Wymyśliłeś działającą elektrownię termojądrową i nie masz Nobla?
MS
-
19. Data: 2009-12-26 08:51:16
Temat: Re: swiadectwa energetyczne a ekologia
Od: "William Bonawentura" <n...@m...nie.pl>
Użytkownik "Kris" <k...@w...pl> napisał w wiadomości
news:hh4flq$rf9$1@news.onet.pl...
>
> 30*50zł żarówka diodowa=1500zł
>
Czyli masakrycznie dużo. Przecietna pensja to 1200zł na ręke. -
20. Data: 2009-12-26 09:05:35
Temat: Re: swiadectwa energetyczne a ekologia
Od: "Maciej S." <m...@c...pl>
>
> A oświetlenie diodowe zużywa 4-5 razy mniej energii i jest niemalże
> wieczne.
>
Za na na okulistę za parę lat wydasz o wiele więcej.

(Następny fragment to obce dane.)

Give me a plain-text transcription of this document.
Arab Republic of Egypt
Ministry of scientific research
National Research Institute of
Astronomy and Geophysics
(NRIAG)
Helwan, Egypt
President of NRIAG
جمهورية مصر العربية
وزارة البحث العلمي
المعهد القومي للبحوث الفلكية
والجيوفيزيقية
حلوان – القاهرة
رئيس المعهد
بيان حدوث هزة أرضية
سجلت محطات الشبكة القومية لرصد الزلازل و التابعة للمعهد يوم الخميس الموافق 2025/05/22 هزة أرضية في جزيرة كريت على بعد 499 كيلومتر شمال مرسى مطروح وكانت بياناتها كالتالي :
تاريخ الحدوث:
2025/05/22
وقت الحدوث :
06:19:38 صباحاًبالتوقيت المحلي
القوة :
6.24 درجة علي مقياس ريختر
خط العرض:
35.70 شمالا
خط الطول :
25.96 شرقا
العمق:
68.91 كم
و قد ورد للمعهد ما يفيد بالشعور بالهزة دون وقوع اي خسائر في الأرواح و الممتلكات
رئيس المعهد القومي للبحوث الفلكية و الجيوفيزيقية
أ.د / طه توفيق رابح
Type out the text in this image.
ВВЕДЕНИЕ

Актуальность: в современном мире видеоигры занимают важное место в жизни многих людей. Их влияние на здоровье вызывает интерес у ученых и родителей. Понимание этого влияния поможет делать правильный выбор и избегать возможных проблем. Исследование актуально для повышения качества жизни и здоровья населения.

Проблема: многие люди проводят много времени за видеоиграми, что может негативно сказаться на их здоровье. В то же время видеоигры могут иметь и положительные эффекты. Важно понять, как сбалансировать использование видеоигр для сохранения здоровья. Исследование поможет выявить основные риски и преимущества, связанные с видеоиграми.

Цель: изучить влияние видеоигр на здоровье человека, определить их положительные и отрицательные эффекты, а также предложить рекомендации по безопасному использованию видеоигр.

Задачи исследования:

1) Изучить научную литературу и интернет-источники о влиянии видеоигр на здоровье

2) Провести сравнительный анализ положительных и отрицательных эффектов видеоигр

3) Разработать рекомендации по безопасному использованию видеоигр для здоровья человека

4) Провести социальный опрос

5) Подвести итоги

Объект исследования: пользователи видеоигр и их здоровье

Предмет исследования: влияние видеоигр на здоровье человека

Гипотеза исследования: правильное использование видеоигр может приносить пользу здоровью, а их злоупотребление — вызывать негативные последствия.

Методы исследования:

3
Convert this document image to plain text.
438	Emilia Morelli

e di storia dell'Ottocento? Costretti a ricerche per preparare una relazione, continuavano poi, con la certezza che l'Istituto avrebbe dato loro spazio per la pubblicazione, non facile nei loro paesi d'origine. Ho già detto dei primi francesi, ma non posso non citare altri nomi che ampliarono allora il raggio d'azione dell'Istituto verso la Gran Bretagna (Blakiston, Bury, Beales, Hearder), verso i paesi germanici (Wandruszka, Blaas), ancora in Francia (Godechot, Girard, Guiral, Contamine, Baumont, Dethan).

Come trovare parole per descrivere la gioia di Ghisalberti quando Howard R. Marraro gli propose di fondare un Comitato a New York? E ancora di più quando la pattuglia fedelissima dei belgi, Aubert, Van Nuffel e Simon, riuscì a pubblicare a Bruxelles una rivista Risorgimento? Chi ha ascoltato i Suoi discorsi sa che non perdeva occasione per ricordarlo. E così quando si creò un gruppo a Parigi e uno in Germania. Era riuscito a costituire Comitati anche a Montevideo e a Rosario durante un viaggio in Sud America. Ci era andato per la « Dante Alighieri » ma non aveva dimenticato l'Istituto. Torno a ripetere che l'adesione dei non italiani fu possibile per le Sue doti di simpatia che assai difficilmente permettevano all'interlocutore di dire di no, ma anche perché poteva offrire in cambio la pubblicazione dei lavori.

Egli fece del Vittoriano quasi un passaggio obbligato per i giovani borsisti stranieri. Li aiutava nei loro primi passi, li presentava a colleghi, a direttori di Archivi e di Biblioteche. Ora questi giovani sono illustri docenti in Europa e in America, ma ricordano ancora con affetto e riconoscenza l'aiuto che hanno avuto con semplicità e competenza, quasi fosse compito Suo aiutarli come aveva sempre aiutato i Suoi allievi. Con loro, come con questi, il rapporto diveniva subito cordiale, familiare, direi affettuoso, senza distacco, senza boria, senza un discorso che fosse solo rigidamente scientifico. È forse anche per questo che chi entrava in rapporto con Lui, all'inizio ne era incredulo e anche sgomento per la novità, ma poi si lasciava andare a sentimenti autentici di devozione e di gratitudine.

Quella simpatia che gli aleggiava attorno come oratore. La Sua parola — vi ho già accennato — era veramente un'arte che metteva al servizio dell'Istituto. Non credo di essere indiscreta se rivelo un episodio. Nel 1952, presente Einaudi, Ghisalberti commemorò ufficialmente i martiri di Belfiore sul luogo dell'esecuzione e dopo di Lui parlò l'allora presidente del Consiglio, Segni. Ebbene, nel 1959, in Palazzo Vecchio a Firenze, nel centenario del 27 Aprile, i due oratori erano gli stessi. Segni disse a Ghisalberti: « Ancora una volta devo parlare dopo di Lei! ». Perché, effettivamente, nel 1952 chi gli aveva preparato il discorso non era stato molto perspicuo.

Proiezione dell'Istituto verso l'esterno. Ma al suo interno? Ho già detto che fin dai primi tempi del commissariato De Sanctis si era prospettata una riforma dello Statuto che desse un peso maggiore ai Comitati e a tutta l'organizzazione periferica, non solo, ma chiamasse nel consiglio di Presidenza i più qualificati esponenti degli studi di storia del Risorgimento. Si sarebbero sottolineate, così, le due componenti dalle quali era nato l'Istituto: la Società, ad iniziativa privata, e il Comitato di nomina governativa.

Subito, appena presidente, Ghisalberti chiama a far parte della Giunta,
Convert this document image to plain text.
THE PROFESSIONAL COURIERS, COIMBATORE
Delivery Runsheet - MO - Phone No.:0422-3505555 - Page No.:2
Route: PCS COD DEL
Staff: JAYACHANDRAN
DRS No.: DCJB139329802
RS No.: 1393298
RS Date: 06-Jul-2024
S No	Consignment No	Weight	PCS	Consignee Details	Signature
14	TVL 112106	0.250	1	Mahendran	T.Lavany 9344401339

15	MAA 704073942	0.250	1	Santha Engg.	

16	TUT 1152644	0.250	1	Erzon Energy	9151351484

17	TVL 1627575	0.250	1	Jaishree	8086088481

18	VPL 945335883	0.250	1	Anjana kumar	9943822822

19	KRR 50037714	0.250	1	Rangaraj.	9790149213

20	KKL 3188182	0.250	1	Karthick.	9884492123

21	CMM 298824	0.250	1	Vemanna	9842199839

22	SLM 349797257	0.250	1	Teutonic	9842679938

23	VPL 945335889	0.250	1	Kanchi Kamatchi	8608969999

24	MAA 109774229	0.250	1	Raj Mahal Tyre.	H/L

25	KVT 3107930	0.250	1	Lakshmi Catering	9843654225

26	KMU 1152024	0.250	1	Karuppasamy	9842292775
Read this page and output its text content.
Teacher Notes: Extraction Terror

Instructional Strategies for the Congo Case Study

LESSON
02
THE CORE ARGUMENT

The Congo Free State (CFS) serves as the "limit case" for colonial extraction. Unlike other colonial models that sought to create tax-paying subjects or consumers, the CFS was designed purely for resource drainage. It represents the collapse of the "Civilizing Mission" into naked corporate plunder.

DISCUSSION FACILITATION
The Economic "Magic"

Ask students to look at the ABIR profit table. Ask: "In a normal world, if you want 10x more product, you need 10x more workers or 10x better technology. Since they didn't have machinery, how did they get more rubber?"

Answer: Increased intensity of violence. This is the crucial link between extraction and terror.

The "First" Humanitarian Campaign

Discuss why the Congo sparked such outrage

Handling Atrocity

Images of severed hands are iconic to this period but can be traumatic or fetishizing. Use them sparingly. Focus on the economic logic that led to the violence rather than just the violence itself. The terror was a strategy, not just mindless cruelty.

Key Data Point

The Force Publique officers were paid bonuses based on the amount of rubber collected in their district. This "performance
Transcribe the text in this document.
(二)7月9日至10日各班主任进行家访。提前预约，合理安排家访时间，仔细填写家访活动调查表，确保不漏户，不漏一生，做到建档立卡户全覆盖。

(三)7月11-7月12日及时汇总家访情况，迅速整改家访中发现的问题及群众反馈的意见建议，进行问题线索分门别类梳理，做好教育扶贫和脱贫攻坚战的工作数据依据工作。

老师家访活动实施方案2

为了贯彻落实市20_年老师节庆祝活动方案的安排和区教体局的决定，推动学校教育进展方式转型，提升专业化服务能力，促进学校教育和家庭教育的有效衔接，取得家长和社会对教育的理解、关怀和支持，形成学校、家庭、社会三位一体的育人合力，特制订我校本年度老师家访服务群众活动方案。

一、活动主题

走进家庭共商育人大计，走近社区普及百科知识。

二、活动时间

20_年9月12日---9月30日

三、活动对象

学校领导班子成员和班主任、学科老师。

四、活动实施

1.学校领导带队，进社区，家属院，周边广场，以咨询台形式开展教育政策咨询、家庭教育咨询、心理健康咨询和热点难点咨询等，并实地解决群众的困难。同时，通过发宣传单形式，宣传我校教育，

Światło diodowe to porażka dla oczu.
Choć ostatnio podobno wyprodukowano emiter swiatła diodowego o spektrum
światła dziennego - technologia oparta na jakiś kropkach kwantowych
cokolwiek to by nie było. Pewnie jedna "żarówka" będzie kosztowała z 500 zł.